Why these actions only make headlines when North Korea decides to test a missile in mind-boggling.  

 

There is no way to stop Kim on his path towards becoming a full-blown, credible nuclear power other than through military action.  Our officials and commentators are deceiving us by indicating that tougher sanctions will lead to a meaningful resolution.  The Koreans won’t be coerced or scared into surrendering their program; Carrier strike groups in the pacific are only worth as much as our willingness to use them.  

Besides, if North Korea figured they would cave in the end due to economic isolation, they would cave now, instead of enduring hardship just to lose.  Instead, Kim has bet against our policy of economic sanctions by continually refining his nuclear arsenal, and therefore keeps winning the game.  

 

The United States has a decision to make: Accept North Korea as a nuclear power and turn a blind eye to their continued ballistic missile and nuclear tests, which will only become increasingly apocalyptic, or neutralize all of their offensive capabilities through an overwhelming military strike. 
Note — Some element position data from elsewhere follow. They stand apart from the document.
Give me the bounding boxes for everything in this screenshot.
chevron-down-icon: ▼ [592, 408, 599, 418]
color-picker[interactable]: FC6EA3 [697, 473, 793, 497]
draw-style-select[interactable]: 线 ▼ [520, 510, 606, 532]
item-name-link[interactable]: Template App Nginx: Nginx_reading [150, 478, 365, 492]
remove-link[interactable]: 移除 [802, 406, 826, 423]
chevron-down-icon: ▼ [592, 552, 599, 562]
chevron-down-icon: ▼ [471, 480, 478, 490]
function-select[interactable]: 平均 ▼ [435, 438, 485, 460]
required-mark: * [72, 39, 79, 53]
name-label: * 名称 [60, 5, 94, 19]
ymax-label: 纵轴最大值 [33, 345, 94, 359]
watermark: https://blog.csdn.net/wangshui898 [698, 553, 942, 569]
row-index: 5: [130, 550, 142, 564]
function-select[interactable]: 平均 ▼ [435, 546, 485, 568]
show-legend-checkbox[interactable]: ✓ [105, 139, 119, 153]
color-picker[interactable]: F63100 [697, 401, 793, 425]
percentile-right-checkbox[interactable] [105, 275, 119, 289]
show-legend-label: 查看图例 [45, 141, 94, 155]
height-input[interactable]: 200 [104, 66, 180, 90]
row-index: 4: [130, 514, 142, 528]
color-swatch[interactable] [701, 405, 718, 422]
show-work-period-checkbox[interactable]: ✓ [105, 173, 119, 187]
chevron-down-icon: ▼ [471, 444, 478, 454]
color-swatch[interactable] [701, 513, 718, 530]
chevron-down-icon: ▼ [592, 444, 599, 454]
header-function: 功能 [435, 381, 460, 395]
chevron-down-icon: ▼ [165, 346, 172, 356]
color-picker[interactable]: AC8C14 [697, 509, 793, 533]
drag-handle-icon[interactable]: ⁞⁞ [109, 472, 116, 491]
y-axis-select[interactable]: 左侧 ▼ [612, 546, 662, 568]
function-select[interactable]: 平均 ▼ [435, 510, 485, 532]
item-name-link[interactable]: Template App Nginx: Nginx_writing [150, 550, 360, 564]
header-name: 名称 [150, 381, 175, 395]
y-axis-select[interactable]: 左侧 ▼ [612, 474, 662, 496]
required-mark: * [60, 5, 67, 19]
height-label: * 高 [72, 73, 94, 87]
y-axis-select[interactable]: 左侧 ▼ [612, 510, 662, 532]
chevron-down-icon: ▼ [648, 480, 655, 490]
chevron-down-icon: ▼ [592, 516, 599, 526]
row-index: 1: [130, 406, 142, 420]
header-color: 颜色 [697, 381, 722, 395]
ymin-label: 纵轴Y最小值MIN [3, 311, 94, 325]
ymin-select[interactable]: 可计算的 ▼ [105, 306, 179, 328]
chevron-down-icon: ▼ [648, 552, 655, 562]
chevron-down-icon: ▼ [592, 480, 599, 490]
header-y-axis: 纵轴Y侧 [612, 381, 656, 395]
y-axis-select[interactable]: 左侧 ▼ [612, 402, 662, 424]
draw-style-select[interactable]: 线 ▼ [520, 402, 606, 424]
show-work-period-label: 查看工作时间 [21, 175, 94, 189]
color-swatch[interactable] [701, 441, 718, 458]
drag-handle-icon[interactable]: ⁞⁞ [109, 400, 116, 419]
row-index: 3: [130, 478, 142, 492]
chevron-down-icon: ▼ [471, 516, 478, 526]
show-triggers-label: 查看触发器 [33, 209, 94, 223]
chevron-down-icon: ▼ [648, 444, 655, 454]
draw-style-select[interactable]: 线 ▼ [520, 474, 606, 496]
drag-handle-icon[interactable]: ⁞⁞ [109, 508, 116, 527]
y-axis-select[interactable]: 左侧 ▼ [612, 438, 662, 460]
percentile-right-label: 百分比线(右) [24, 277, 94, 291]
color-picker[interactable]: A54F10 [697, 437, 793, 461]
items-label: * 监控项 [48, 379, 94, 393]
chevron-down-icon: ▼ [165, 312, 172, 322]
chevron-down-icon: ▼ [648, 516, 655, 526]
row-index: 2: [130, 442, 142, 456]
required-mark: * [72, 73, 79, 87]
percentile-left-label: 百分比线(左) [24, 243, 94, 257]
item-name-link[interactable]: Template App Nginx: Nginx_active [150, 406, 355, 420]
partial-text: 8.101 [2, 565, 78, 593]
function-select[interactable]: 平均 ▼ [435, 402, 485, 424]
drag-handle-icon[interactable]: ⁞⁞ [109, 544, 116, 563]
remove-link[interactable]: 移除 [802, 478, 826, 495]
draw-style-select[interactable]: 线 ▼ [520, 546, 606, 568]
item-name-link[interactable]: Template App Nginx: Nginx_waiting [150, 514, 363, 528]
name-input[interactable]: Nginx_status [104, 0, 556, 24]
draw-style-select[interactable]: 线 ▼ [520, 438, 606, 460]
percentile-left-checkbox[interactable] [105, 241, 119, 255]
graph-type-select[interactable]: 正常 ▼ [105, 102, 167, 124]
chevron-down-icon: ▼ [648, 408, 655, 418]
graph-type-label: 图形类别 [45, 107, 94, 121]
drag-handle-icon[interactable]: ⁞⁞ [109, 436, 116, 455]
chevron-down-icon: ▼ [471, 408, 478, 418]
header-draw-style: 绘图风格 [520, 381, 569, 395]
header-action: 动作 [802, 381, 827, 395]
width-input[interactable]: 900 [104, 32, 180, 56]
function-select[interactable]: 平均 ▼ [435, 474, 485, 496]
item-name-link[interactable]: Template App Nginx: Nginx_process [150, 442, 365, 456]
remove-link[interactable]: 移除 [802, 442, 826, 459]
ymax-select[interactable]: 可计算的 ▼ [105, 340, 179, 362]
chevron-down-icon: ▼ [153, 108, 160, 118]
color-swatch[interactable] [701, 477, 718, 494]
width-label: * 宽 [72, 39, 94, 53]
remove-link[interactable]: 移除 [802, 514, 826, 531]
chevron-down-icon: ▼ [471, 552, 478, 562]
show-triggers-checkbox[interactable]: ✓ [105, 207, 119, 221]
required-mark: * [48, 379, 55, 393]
We haven’t any other options.  

 

If it follows that we can’t accept North Korea’s continual nuclear improvement and provocative acts, than we’d best take military action tonight as opposed to five years from now.   

 

The other option, appeasement, is very much so on the table.   However it’s important that every official, including Trump, and commentator, including Ian Bremmer, Susan Rice, Chris Hill, among others, both recognizes and openly admits what this entails, namely a North Korea that can launch multiple nuclear paired ICBM’s from submarines, mobile transports, and stable sites to any address in the world, from Seoul to Washington, while tensions between our nations gradually increase, and North Korea, presumably, continues to be destabilized by international sanctions.  

 

The point is that if you’re not for taking military action today, you definitely shouldn’t be for taking it tomorrow, and therefore must be for appeasement and accept and openly profess the above points as the inevitable outcome of any policy other than immediate military action.  There's no two ways about it.  

 

However, most officials and commentators, Trump included, will continue to talk tough about sanctions, while ignoring the full implications of their claim.  Again, either you accept the points above and include them in your op ed piece or speech, or are for military action tonight.  

 

I hope this piece is read widely, and that we don’t have to hear one more speech or read one more column on the New York Times op ed page that alludes to sanctions, or criticizes Trump as if his tweets created the mess, that completely and wholly miss the point.

 

We Fight Tonight or do nothing.  

 

In history, there’s never a perfect analogy. However, I find the cases of Operation Babylon, whereby the Israelis eliminated Saddam Hussein's nuclear weapons capabilities in 1981, the over throw of Saddam Hussein, Operation Orchard, whereby the Israelis eliminated a Syrian nuclear lab in 2007, Ernest Bevin’s infamous appeasement and the Rise of Nazi Germany, among many other imperfect analogies, to be convincing cases for immediate action against North Korea.   Like Hitler and Hussein and unlike Mussolini, Kim appears to be willing to go all the way, i.e. he would rather die than relinquish his nuclear deterrent.      

 

Of course none of these nations possessed nuclear weapons in the cases when preemptive action occurred, as Jim Dao pointed out to me.  However that makes it ever more imperative that we act immediately, for tomorrow we may be incapable of isolating the threat.   

Observant readers will notice the unoriginality of the title, stolen from a June 15th, 1994 Washington Post op ed written by Arnie Kanter and Brent Scowcroft.  There argument, that action today is less costly than action in the future, and likely inevitable, rings even truer today than it did when they we’re published.  

 

Arnie and Brent were ignored, please don’t ignore me.